Lo xantumolo e l’umulone esercitano un‘importante funzione antiflogistica bloccando la sintesi endogena della prostaglandina.

Sebbene non vi siano prove scientifiche a sostegno della sua efficacia, i fiori essiccati del luppolo sono utilizzati a scopo medicinale. Il luppolo viene utilizzato da vari secoli per le sue proprietà sedative ed ipnotiche; le indicazioni d’uso includono l’ansia, l’insonnia, l’irrequietezza, agitazione associata a tensione nervosa,  deficit d’attenzione-iperattività, nervosismo e irritabilità. Inoltre il luppolo viene consigliato per migliorare l’appetito, aumentare il flusso di urina, promuovere la montata lattea e come tonico. Infine, sembrerebbe avere proprietà antitumorali e viene utilizzato contro i disturbi digestivi, il colesterolo alto, infezioni della vescica, alcuni problemi intestinali, neuropatie e priapismo. Applicato sulla pelle, viene a volte utilizzato come antibatterico e in caso di ulcere alle gambe.

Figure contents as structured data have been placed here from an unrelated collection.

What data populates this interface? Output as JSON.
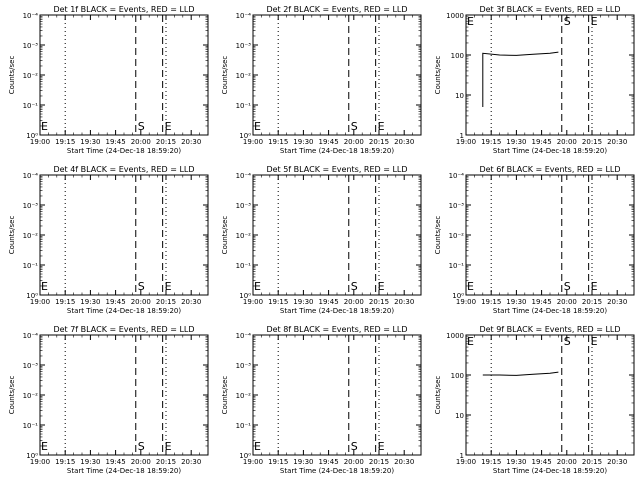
{
  "chart_data": [
    {
      "type": "line",
      "title": "Det 1f BLACK = Events, RED = LLD",
      "xlabel": "Start Time (24-Dec-18 18:59:20)",
      "ylabel": "Counts/sec",
      "x_ticks": [
        "19:00",
        "19:15",
        "19:30",
        "19:45",
        "20:00",
        "20:15",
        "20:30"
      ],
      "y_scale": "log",
      "y_ticks": [
        "10⁰",
        "10⁻¹",
        "10⁻²",
        "10⁻³",
        "10⁻⁴"
      ],
      "markers": [
        {
          "label": "S",
          "time": "19:57"
        },
        {
          "label": "E",
          "time": "20:13"
        },
        {
          "label": "E",
          "time": "19:00"
        }
      ],
      "dotted_lines": [
        "19:15",
        "20:15"
      ],
      "series": []
    },
    {
      "type": "line",
      "title": "Det 2f BLACK = Events, RED = LLD",
      "xlabel": "Start Time (24-Dec-18 18:59:20)",
      "ylabel": "Counts/sec",
      "x_ticks": [
        "19:00",
        "19:15",
        "19:30",
        "19:45",
        "20:00",
        "20:15",
        "20:30"
      ],
      "y_scale": "log",
      "y_ticks": [
        "10⁰",
        "10⁻¹",
        "10⁻²",
        "10⁻³",
        "10⁻⁴"
      ],
      "markers": [
        {
          "label": "S",
          "time": "19:57"
        },
        {
          "label": "E",
          "time": "20:13"
        },
        {
          "label": "E",
          "time": "19:00"
        }
      ],
      "dotted_lines": [
        "19:15",
        "20:15"
      ],
      "series": []
    },
    {
      "type": "line",
      "title": "Det 3f BLACK = Events, RED = LLD",
      "xlabel": "Start Time (24-Dec-18 18:59:20)",
      "ylabel": "Counts/sec",
      "x_ticks": [
        "19:00",
        "19:15",
        "19:30",
        "19:45",
        "20:00",
        "20:15",
        "20:30"
      ],
      "y_scale": "log",
      "y_ticks": [
        "1",
        "10",
        "100",
        "1000"
      ],
      "markers": [
        {
          "label": "S",
          "time": "19:57"
        },
        {
          "label": "E",
          "time": "20:13"
        },
        {
          "label": "E",
          "time": "19:00"
        }
      ],
      "dotted_lines": [
        "19:15",
        "20:15"
      ],
      "series": [
        {
          "name": "Events",
          "color": "#000000",
          "x": [
            "19:10",
            "19:10",
            "19:20",
            "19:30",
            "19:40",
            "19:50",
            "19:55"
          ],
          "y": [
            5,
            110,
            100,
            98,
            105,
            110,
            118
          ]
        }
      ]
    },
    {
      "type": "line",
      "title": "Det 4f BLACK = Events, RED = LLD",
      "xlabel": "Start Time (24-Dec-18 18:59:20)",
      "ylabel": "Counts/sec",
      "x_ticks": [
        "19:00",
        "19:15",
        "19:30",
        "19:45",
        "20:00",
        "20:15",
        "20:30"
      ],
      "y_scale": "log",
      "y_ticks": [
        "10⁰",
        "10⁻¹",
        "10⁻²",
        "10⁻³",
        "10⁻⁴"
      ],
      "markers": [
        {
          "label": "S",
          "time": "19:57"
        },
        {
          "label": "E",
          "time": "20:13"
        },
        {
          "label": "E",
          "time": "19:00"
        }
      ],
      "dotted_lines": [
        "19:15",
        "20:15"
      ],
      "series": []
    },
    {
      "type": "line",
      "title": "Det 5f BLACK = Events, RED = LLD",
      "xlabel": "Start Time (24-Dec-18 18:59:20)",
      "ylabel": "Counts/sec",
      "x_ticks": [
        "19:00",
        "19:15",
        "19:30",
        "19:45",
        "20:00",
        "20:15",
        "20:30"
      ],
      "y_scale": "log",
      "y_ticks": [
        "10⁰",
        "10⁻¹",
        "10⁻²",
        "10⁻³",
        "10⁻⁴"
      ],
      "markers": [
        {
          "label": "S",
          "time": "19:57"
        },
        {
          "label": "E",
          "time": "20:13"
        },
        {
          "label": "E",
          "time": "19:00"
        }
      ],
      "dotted_lines": [
        "19:15",
        "20:15"
      ],
      "series": []
    },
    {
      "type": "line",
      "title": "Det 6f BLACK = Events, RED = LLD",
      "xlabel": "Start Time (24-Dec-18 18:59:20)",
      "ylabel": "Counts/sec",
      "x_ticks": [
        "19:00",
        "19:15",
        "19:30",
        "19:45",
        "20:00",
        "20:15",
        "20:30"
      ],
      "y_scale": "log",
      "y_ticks": [
        "10⁰",
        "10⁻¹",
        "10⁻²",
        "10⁻³",
        "10⁻⁴"
      ],
      "markers": [
        {
          "label": "S",
          "time": "19:57"
        },
        {
          "label": "E",
          "time": "20:13"
        },
        {
          "label": "E",
          "time": "19:00"
        }
      ],
      "dotted_lines": [
        "19:15",
        "20:15"
      ],
      "series": []
    },
    {
      "type": "line",
      "title": "Det 7f BLACK = Events, RED = LLD",
      "xlabel": "Start Time (24-Dec-18 18:59:20)",
      "ylabel": "Counts/sec",
      "x_ticks": [
        "19:00",
        "19:15",
        "19:30",
        "19:45",
        "20:00",
        "20:15",
        "20:30"
      ],
      "y_scale": "log",
      "y_ticks": [
        "10⁰",
        "10⁻¹",
        "10⁻²",
        "10⁻³",
        "10⁻⁴"
      ],
      "markers": [
        {
          "label": "S",
          "time": "19:57"
        },
        {
          "label": "E",
          "time": "20:13"
        },
        {
          "label": "E",
          "time": "19:00"
        }
      ],
      "dotted_lines": [
        "19:15",
        "20:15"
      ],
      "series": []
    },
    {
      "type": "line",
      "title": "Det 8f BLACK = Events, RED = LLD",
      "xlabel": "Start Time (24-Dec-18 18:59:20)",
      "ylabel": "Counts/sec",
      "x_ticks": [
        "19:00",
        "19:15",
        "19:30",
        "19:45",
        "20:00",
        "20:15",
        "20:30"
      ],
      "y_scale": "log",
      "y_ticks": [
        "10⁰",
        "10⁻¹",
        "10⁻²",
        "10⁻³",
        "10⁻⁴"
      ],
      "markers": [
        {
          "label": "S",
          "time": "19:57"
        },
        {
          "label": "E",
          "time": "20:13"
        },
        {
          "label": "E",
          "time": "19:00"
        }
      ],
      "dotted_lines": [
        "19:15",
        "20:15"
      ],
      "series": []
    },
    {
      "type": "line",
      "title": "Det 9f BLACK = Events, RED = LLD",
      "xlabel": "Start Time (24-Dec-18 18:59:20)",
      "ylabel": "Counts/sec",
      "x_ticks": [
        "19:00",
        "19:15",
        "19:30",
        "19:45",
        "20:00",
        "20:15",
        "20:30"
      ],
      "y_scale": "log",
      "y_ticks": [
        "1",
        "10",
        "100",
        "1000"
      ],
      "markers": [
        {
          "label": "S",
          "time": "19:57"
        },
        {
          "label": "E",
          "time": "20:13"
        },
        {
          "label": "E",
          "time": "19:00"
        }
      ],
      "dotted_lines": [
        "19:15",
        "20:15"
      ],
      "series": [
        {
          "name": "Events",
          "color": "#000000",
          "x": [
            "19:10",
            "19:20",
            "19:30",
            "19:40",
            "19:50",
            "19:55"
          ],
          "y": [
            100,
            100,
            98,
            105,
            110,
            118
          ]
        }
      ]
    }
  ]
}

Tuttavia, così come tutte le erbe che hanno effetti sedativi (es. kava, valeriana, passiflora), il luppolo può avere un effetto depressivo additivo quando somministrato con agenti antipsicotici e benzodiazepine. A causa delle potenziali conseguenze negative sulla salute, si consiglia particolare attenzione quando il luppolo viene somministrato insieme a tutti i farmaci che hanno attività antidepressiva (antidepressivi triciclici e di nuova generazione), sedativa (alprazolam) ed anticonvulsivante (fenitoina, fenobarbital, carbamazepina, acido valproico). L’eccessiva depressione del sistema nervoso centrale si manifesta con sonnolenza, vertigini, alterazione della coordinazione motoria e della concentrazione. In alcuni casi si possono manifestare insufficienza circolatoria ed insufficienza respiratoria talmente gravi da indurre coma od addirittura morte del paziente.

Il luppolo può indurre sonnolenza, e per questo è controindicato in caso di interventi chirurgici che prevedono anestesia; in caso di dubbi è bene chiedere consiglio al proprio medico. Inoltre potrebbe peggiorare i sintomi della depressione e alcuni dei suoi componenti possono comportarsi come gli estrogeni; per questo il luppolo è controindicato anche se si soffre di malattie sensibili agli ormoni (incluse alcune forme di cancro). Infine, non si hanno informazioni sulla sicurezza d’uso del luppolo durante la gravidanza e l’allattamento.

Tra i numerosi principi attivi del luppolo ve ne sono alcuni non indicati in caso di gravidanza, di cure ormonali, di assunzione di psicofarmaci o di alcool. In caso di uso dei barbiturici è sconsigliato perché somma l’effetto aumentando il tempo di durata del sonno.

Il luppolo in cosmetica. Grazie all’elevata presenza di aminoacidi e fitormoni, il luppolo è in grado di promuovere l’attività metabolica cellulare del cuoio capelluto. Garantisce una straordinaria rigenerazione cutanea e promuove la neo formazione dei bulbi. Tali proprietà risultano particolarmente efficaci per la crescita dei capelli. In cosmetica, il luppolo si aggiunge a creme e lozioni per il corpo e viso, con funzione idratante.

Inoltre, la pianta della birra costituisce un vero e proprio elisir di bellezza in quanto rivitalizza le pelli mature e al contempo dona turgore e luminosità, grazie alle proteine e agli antiossidanti presenti nella pianta officinale che sono in grado di prendersi cura delle fibre del collagene proteggendole dai danni provocati dai radicali liberi, conservando la funzione e la struttura del tessuto connettivo.

Gli strobili di luppolo si impiegano in erboristeria sotto forma di estratto secco per preparare infusi e decotti. In alternativa è possibile somministrare la tintura madre, nella formulazione in gocce.

Ad uso esterno si possono realizzare impacchi nutrienti per la pelle o si può beneficiare di un bagno caldo rilassante aggiungendo le infiorescenze nell’acqua della vasca.

Nella tradizione alimentare di alcune regioni italiane si raccolgono gli apici della pianta del luppolo selvatico, che vengono utilizzati in cucina come se fossero degli asparagi selvatici; vengono lessati o saltati in padella e poi utilizzati per preparare risotti, frittate e minestre.